Cependant il y a dans les matières à certificats des branches tout aussi importantes, mais celles-là ont un rapport moins direct avec l'étude du droit romain.

Maintenant, voulez-vous ajouter aux matières d'examen l'histoire politique de la Belgique ?

Quant à moi, je crois qu'il vaut mieux la laisser comme elle est.

Remarquez, messieurs ; que l'histoire de la Belgique est une histoire très détaillée, c'est une histoire de provinces, dans laquelle l'examen, si l'on n'est pas sobre, peu aller très loin.

Quant à l'observation de M. Dechamps, je serais assez de son avis qu'il vaudrait mieux comprendre la psychologie dans les matières d'examen que la logique. La logique, en effet, n’est pas la partie la plus importante du cours de philosophie et elle présuppose en quelque sorte la psychologie.

Cependant sous l'ancien gouvernement c'était la logique seule qui faisait partie de cet examen.

Je le répète, messieurs, quant à l'histoire de la Belgique, si on veut l'ajouter, on le peut ; mais je crois que l'examen tel qu'il est proposé est suffisant, et il laissera l'esprit des étudiants assez libre pour qu'ils puissent suivre avec fruit les cours à certificats.

M. Moncheur. - Je ne puis approuver l'élimination qui a été faite, par la section centrale, du cours d'histoire de la littérature française hors des matières de l'examen pour la candidature en philosophie et lettres.

Il me semble, messieurs, que c'est là un cours qu'il serait très important de maintenir comme matière d'examen et non point comme matière à certificat, d'autant plus qu'à l'article 10 on ne le comprend même pas non plus dans l'examen pour le doctorat en philosophie et lettres. De sorte qu'on pourra parvenir au grade de docteur en philosophie et lettres sans avoir donné, pendant tout le cours des études universitaires, aucune espèce de preuve que l'on connaît la littérature française. Or, cela ne doit pas être. C'est parmi les docteurs en philosophie et lettres qu'on choisit les professeurs ; ce sont ces docteurs qui forment la pépinière toute naturelle du professorat tant pour l'enseignement moyen que pour l’enseignement supérieur.
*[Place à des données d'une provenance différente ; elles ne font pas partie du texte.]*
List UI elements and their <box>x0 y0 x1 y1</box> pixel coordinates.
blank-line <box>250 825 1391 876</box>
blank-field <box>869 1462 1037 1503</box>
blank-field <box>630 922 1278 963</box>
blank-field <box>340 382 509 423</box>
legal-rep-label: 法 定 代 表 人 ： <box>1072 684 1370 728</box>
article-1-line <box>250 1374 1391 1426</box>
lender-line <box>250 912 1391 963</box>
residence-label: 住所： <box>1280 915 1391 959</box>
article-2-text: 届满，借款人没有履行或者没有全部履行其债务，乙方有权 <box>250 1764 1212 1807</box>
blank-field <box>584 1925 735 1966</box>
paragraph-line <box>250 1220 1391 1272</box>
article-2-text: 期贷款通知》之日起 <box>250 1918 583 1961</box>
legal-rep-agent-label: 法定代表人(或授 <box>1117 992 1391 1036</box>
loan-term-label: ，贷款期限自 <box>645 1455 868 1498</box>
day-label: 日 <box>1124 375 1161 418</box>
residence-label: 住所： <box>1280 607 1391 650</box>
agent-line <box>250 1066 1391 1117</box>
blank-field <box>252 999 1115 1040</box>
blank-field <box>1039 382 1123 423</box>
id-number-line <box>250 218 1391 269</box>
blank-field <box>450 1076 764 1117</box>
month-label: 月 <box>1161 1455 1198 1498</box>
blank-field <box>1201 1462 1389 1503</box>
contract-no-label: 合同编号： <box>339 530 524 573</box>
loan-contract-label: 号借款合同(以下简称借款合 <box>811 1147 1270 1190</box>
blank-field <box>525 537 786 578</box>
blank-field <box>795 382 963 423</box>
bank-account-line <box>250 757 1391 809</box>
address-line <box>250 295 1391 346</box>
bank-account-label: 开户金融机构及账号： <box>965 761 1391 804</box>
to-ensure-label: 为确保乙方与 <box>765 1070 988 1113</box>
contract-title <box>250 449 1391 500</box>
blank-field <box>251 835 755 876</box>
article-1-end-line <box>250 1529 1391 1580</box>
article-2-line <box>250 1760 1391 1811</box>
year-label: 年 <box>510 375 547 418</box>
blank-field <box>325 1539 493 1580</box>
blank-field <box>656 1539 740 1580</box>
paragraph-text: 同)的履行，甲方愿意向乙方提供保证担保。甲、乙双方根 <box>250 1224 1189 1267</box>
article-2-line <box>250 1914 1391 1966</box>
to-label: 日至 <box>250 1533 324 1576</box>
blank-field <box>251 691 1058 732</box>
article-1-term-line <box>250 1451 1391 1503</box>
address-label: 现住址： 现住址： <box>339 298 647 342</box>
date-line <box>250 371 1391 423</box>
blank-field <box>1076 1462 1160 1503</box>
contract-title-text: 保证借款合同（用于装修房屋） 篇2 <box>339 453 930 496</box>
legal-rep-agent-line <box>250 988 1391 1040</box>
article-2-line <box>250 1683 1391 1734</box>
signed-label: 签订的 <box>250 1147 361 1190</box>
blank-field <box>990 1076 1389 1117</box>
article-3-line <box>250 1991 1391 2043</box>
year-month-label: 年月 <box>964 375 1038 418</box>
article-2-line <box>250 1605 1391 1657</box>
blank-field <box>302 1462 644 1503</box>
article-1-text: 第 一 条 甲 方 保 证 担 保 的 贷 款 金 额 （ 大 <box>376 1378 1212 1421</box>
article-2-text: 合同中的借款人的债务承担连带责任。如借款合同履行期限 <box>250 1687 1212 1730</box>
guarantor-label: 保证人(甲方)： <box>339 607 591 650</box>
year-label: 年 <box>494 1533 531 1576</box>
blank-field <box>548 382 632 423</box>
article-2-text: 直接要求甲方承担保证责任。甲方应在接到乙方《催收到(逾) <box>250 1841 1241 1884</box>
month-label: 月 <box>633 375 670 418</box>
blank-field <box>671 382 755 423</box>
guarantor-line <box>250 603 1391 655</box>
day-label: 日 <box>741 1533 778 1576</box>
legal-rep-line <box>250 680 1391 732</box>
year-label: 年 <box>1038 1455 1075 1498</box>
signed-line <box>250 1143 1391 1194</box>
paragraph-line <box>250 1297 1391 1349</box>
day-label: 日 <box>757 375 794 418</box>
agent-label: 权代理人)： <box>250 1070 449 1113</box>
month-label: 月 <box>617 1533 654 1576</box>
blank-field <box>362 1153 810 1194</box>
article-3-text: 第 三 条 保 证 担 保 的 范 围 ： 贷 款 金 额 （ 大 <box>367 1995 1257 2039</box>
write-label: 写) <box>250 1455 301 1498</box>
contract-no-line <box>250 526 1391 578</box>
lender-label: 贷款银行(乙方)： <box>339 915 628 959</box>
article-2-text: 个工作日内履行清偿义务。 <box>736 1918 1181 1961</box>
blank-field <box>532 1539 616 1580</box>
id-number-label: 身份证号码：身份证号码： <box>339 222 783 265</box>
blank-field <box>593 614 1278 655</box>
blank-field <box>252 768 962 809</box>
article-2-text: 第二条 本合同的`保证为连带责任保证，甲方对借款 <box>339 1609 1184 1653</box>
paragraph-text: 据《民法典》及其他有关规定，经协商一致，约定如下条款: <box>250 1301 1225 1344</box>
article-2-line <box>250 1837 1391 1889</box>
Eh bien, n'est-il pas nécessaire de s'assurer, autrement que par un certificat, que la littérature française et son histoire sont connues de celui qui sera peut-être appelé un jour à l'enseignement en Belgique ? D'ailleurs, peut-on, sans connaître ces matières, être considéré comme ayant reçu une éducation complète ? Non, sans doute. Je demanderai donc à cet égard des explications à l'honorable rapporteur de la section centrale ou au gouvernement.

Peut-être pourrait-on placer l'histoire de la littérature française à l'article 10, comme matière d'examen du doctorat en philosophie et lettres, mais il me semble que cette matière devrait nécessairement faire partie de l'un des examens de cette faculté.

Quant à moi, je préférerais qu'elle fût placée à l'article 9, et je crois qu’on pourrait l'y substituer sans inconvénient à l'histoire politique de l'antiquité, car, si comme un orateur vient de le dire, ce dernier cours a surtout pour objet de préparer les élèves à l'étude du droit romain, je ferai remarquer qu'outre que ce cours serait suivi en tout cas, comme matière à certificat, ce qui aide le plus à l'intelligence des lois romaines, ce sont les antiquités romaines, et l'histoire du droit que l'on enseigne en même temps que les institutes.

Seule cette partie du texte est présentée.